Another general category of disagreement I had related to Cosper’s claims regarding contextualization. Cosper quotes Keller here: “It is a false dichotomy to insist that if we are seeking to please God we must not ask what the unchurched feel or think about our worship” (86). Both men wrongly turn the command for clarity in 1 Corinthians 14 into a pursuit of cultural relevance, seemingly disregarding 1 Corinthians 1:18-2:16. Cosper writes later:
Good pastoral work is, in a sense, always the work of a missionary. We seek to understand the culture in which we’re immersed and to speak in ways that are comprehensible to the world (170).
This is confusing at best. The role of a pastor is to shepherd his flock, and to nourish and instruct them from God’s Word.
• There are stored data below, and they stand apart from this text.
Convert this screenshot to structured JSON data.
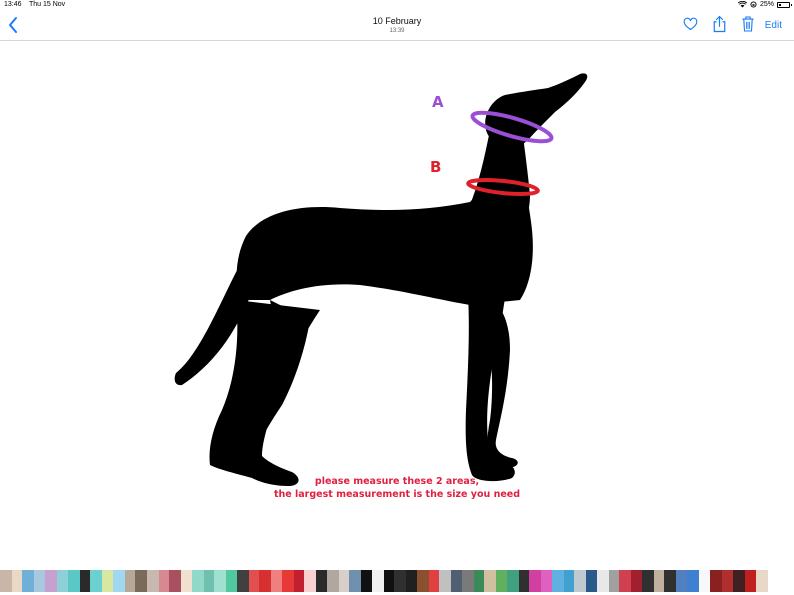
{
  "status_bar": {
    "time": "13:46",
    "date": "Thu 15 Nov",
    "battery": "25%",
    "battery_level": 0.25
  },
  "nav": {
    "title": "10 February",
    "subtitle": "13:39",
    "edit_label": "Edit"
  },
  "photo": {
    "label_a": "A",
    "label_b": "B",
    "caption_line1": "please measure these 2 areas,",
    "caption_line2": "the largest measurement is the size you need",
    "color_a": "#9a4fd6",
    "color_b": "#e0202a"
  },
  "filmstrip": {
    "colors": [
      "#c9b6a8",
      "#e8d8c4",
      "#6fb0d8",
      "#a8c8e0",
      "#c8a0d0",
      "#8fd0d8",
      "#5bc8c8",
      "#2a2a2a",
      "#6ad0d0",
      "#d8e8a0",
      "#9fd8f0",
      "#b8a898",
      "#7a6a5a",
      "#c8b8b0",
      "#d88890",
      "#a85060",
      "#f0e0d0",
      "#90d8c8",
      "#70c0b0",
      "#a0e0d0",
      "#50c8a0",
      "#404040",
      "#e05050",
      "#d83030",
      "#f08080",
      "#e83838",
      "#c02030",
      "#f8d0d0",
      "#2a2a2a",
      "#b0a8a0",
      "#d8d0c8",
      "#7090b0",
      "#111111",
      "#f0f0f0",
      "#101010",
      "#303030",
      "#202020",
      "#8a5030",
      "#e04040",
      "#c0c0c0",
      "#506070",
      "#7a7a7a",
      "#3a8a5a",
      "#d0c0a0",
      "#60b060",
      "#40a080",
      "#303030",
      "#d040a0",
      "#e060c0",
      "#60b0e0",
      "#40a0d0",
      "#c0c8d0",
      "#2a5a8a",
      "#e8e8e8",
      "#a0a0a0",
      "#d04050",
      "#a02030",
      "#303030",
      "#c0b0a0",
      "#303030",
      "#5080c0",
      "#4080d0",
      "#f8f8f8",
      "#8a2020",
      "#b03030",
      "#402020",
      "#c02020",
      "#e8d8c8"
    ],
    "widths": [
      12,
      10,
      12,
      11,
      12,
      11,
      12,
      10,
      12,
      11,
      12,
      10,
      12,
      12,
      10,
      12,
      11,
      12,
      10,
      12,
      11,
      12,
      10,
      12,
      11,
      12,
      10,
      12,
      11,
      12,
      10,
      12,
      11,
      12,
      10,
      12,
      11,
      12,
      10,
      12,
      11,
      12,
      10,
      12,
      11,
      12,
      10,
      12,
      11,
      12,
      10,
      12,
      11,
      12,
      10,
      12,
      11,
      12,
      10,
      12,
      11,
      12,
      11,
      12,
      11,
      12,
      11,
      12
    ]
  }
}
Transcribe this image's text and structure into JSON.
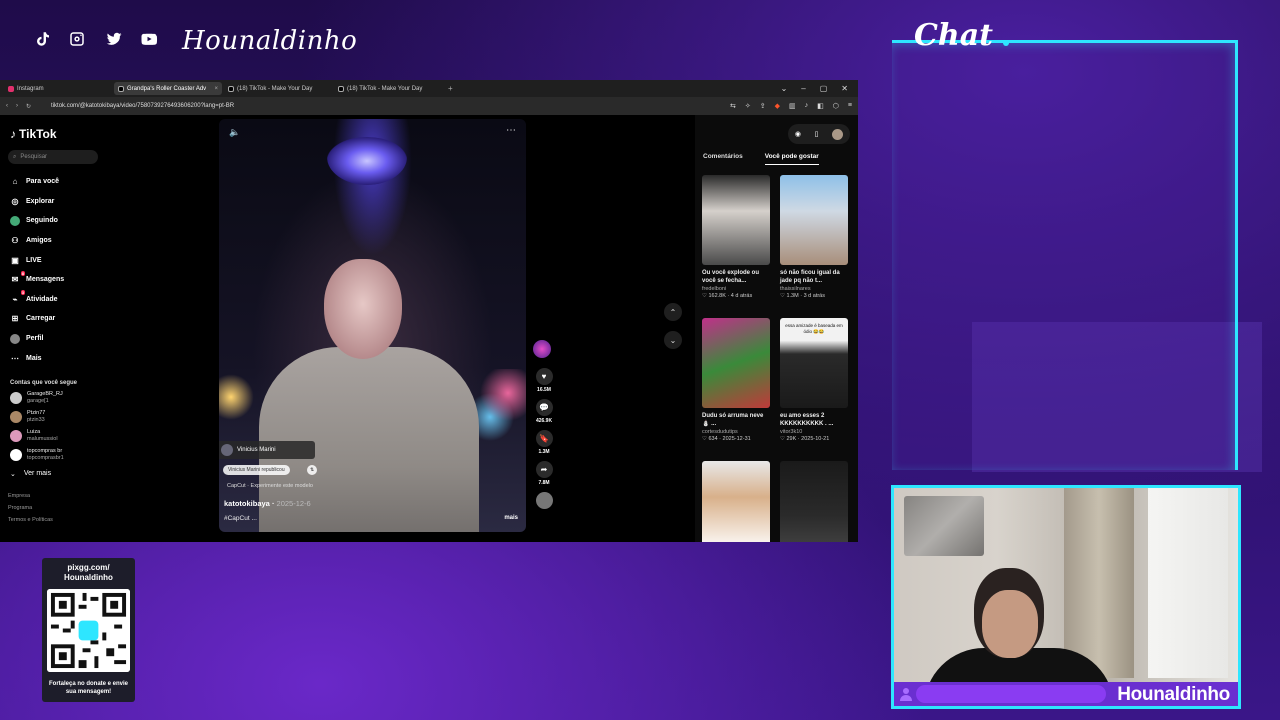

Throughout his chapter on the worship leader (chapter 10), Cosper displays a profound misunderstanding of both the nature of gospel proclamation and the ordinary means of grace that Scripture itself prescribes: the proclamation of the Word, prayer, baptism, the Lord’s table, and private devotion. Cosper instead vests artistic creativity with this transformative power:
Our God knows creativity well. As important as doctrine is, as important as legal language and clear facts are, God knows we need our imaginations to be captured by truth. We need to be won over by the surpassing beauty of Christ, the utterly compelling glory of God…. A little creativity can help to turn the imagination away from the promises of our idols and toward promises and hopes that will never fade…. If we nurture that creativity, it will pay dividends as we seek to lead our churches (184-85).
I don’t expect books to provide me with an echo chamber. I want authors to challenge my thinking and my practices, and even if I ultimately disagree, I want to do so respectfully and convictionally. As I read Rhythms of Grace, I found myself often disagreeing, but even when I perceived a resonance, it seemed often to be incidental; that is, when we arrived at the same place, the means by which we got there were were not the same. Besides the doctrinal and philosophical concerns, which were myriad, I found myself questioning the usefulness of the book. It seeks to answer many questions, but each of them seems better addressed by other volumes. A biblical theology of worship is better gleaned from Peterson’s Engaging with God or, more recently, Block’s For the Glory of God. Chapell provides a thorough treatment of liturgy and its implications in Christ-Centered Worship (though as I acknowledged at the outset, Cosper’s work here is helpful, if brief). Kauflin’s Worship Matters gives a far superior treatment to the discussion of the worship leader and his role, in an equally accessible writing style. And Keith Getty’s recent book Sing! addresses the issue of the corporate musical dynamic with much more theological clarity.
Nearly every book has its strengths, and a humble reader will recognize that he may be edified and challenged by reading a wide range of perspectives. Cosper is a gifted communicator pursuing an important subject here. But taken in total, its errors and misapplications render this book minimally helpful.